O vice-ministro das Relações Exteriores do Irã, Kazem Gharibabadi, disse que Teerã trabalha com Omã, que também é um país costeiro do Estreito de Ormuz, para definir regras que permitam a passagem segura de embarcações mesmo em períodos de paz. Segundo ele, o protocolo não pretende impor restrições, mas sim facilitar o trânsito e oferecer melhores serviços aos navios.
A notícia ganha destaque depois que o presidente dos Estados Unidos, Donald Trump, afirmou que cancelou ataques planejados contra o Irã para dar mais tempo à diplomacia. De acordo com o jornal Financial Times, um possível acordo em discussão incluiria a reabertura do Estreito de Ormuz, que é uma das principais rotas para o transporte mundial de petróleo.

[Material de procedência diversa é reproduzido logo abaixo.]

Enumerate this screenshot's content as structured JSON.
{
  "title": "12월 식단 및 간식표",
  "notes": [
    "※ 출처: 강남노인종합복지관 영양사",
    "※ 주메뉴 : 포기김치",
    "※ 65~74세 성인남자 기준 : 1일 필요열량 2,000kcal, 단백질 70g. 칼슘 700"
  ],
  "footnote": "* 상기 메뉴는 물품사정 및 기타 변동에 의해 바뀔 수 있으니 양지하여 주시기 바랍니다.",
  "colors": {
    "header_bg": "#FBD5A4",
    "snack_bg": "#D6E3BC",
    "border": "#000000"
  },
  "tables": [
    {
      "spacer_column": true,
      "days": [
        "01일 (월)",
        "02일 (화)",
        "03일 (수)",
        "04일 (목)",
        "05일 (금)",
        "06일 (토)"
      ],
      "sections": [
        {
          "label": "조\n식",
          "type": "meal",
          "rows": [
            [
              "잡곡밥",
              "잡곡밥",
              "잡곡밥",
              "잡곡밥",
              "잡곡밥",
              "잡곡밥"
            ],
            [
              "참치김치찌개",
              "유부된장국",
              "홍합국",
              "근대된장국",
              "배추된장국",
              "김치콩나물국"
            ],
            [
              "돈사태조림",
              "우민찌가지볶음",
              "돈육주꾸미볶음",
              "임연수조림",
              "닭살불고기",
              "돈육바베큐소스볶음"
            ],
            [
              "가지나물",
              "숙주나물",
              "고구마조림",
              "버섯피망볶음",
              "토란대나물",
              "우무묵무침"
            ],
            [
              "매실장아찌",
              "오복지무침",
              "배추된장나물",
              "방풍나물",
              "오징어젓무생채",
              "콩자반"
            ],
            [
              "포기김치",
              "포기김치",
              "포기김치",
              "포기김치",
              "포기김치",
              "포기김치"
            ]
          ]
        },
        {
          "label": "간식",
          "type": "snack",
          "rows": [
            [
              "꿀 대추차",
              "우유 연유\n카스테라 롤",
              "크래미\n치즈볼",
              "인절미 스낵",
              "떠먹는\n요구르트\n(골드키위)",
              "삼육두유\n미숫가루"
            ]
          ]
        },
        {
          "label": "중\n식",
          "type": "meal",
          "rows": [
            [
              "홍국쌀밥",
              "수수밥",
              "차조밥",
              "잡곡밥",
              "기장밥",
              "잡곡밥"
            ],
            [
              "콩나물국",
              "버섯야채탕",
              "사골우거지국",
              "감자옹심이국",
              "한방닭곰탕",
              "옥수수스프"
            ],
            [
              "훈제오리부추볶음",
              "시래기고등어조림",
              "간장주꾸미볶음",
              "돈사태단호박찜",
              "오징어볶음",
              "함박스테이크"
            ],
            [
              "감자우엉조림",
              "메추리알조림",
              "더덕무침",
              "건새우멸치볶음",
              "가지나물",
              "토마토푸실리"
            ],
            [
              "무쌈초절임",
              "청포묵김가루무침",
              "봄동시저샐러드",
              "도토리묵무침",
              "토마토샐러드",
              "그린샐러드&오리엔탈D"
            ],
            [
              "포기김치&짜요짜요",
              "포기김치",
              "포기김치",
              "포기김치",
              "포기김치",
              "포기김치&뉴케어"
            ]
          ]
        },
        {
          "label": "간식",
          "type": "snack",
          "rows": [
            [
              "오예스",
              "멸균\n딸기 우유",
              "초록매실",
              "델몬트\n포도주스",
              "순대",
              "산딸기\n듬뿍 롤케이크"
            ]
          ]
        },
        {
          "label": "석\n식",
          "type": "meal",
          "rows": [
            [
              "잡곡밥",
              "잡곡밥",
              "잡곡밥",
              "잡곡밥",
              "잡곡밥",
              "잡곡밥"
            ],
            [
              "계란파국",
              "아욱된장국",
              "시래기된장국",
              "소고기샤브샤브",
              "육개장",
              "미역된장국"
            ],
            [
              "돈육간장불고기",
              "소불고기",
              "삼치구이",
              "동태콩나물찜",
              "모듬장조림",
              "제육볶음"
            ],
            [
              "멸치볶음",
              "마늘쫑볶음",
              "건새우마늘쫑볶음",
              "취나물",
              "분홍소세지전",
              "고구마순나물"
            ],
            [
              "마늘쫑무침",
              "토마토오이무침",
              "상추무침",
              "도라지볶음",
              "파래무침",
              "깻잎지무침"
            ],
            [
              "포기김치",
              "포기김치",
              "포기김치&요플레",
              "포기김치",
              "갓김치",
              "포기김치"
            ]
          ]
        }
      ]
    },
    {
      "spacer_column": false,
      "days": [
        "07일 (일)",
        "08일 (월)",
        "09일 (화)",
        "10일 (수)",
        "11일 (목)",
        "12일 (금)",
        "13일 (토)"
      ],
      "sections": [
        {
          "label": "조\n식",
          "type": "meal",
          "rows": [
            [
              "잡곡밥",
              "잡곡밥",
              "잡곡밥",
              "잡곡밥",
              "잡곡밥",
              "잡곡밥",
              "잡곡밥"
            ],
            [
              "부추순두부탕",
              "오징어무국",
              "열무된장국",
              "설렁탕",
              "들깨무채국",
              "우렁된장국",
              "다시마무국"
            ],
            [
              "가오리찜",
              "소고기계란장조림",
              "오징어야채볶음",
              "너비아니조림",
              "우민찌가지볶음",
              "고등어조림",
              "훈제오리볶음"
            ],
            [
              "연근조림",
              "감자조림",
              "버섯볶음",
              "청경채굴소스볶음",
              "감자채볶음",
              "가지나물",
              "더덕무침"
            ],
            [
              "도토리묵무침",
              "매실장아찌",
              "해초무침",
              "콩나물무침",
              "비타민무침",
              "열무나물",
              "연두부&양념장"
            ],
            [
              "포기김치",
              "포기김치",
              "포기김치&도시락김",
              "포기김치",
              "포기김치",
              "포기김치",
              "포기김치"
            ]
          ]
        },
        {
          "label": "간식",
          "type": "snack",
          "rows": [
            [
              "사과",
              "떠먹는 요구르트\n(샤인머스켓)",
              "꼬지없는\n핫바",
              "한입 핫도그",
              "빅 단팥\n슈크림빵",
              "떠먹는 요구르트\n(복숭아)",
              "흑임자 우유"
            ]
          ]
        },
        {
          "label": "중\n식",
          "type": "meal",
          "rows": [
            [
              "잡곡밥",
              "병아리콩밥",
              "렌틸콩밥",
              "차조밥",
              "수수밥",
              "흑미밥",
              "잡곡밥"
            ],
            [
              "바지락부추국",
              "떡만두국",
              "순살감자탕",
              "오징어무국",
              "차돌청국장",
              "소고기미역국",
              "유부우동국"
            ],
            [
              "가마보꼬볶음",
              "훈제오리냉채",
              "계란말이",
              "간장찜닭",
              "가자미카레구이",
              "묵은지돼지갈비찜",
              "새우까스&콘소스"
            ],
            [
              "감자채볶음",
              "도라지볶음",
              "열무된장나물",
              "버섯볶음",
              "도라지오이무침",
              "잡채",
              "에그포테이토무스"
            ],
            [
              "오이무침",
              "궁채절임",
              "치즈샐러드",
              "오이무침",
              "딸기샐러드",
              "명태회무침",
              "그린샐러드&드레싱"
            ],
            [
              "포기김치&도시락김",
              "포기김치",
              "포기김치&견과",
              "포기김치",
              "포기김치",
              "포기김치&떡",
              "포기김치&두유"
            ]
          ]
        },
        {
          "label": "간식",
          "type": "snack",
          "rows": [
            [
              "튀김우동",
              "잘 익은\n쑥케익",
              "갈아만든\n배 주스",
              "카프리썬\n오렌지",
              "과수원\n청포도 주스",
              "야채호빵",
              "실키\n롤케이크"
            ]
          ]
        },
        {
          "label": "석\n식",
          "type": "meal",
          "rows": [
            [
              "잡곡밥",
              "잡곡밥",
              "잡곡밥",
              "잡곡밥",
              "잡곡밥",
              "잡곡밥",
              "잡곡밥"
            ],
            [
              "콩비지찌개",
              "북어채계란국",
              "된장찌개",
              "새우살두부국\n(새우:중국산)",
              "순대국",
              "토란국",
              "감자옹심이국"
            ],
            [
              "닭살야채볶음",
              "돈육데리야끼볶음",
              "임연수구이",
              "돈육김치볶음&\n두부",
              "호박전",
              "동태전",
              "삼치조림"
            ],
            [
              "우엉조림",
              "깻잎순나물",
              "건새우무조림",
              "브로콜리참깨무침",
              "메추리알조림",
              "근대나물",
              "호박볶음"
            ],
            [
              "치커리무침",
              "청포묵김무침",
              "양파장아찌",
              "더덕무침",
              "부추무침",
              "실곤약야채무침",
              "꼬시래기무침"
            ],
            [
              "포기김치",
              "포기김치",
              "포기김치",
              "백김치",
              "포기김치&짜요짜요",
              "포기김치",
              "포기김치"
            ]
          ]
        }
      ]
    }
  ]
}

O Estreito de Ormuz é uma passagem estreita entre o Golfo de Omã e o Golfo Pérsico, por onde passa grande parte do petróleo exportado pela região. A movimentação de navios militares e comerciais na área costuma ser acompanhada de perto por países produtores e consumidores de energia, já que qualquer interrupção no tráfego pode afetar os preços internacionais do barril.
Nos últimos anos, a região registrou episódios de tensão envolvendo petroleiros e embarcações de guerra. Em 2019, ataques a navios perto do estreito foram atribuídos ao Irã, que negou envolvimento. Mais recentemente, o governo iraniano intensificou a retórica contra sanções econômicas impostas pelos Estados Unidos, que afetam diretamente a exportação de petróleo do país.
Omã, por sua vez, mantém uma posição de neutralidade e já atuou como intermediário em conversas entre potências ocidentais e o Irã. A proximidade geográfica e as relações diplomáticas estáveis entre os dois países são vistas como fatores que podem facilitar a implementação do novo protocolo de navegação.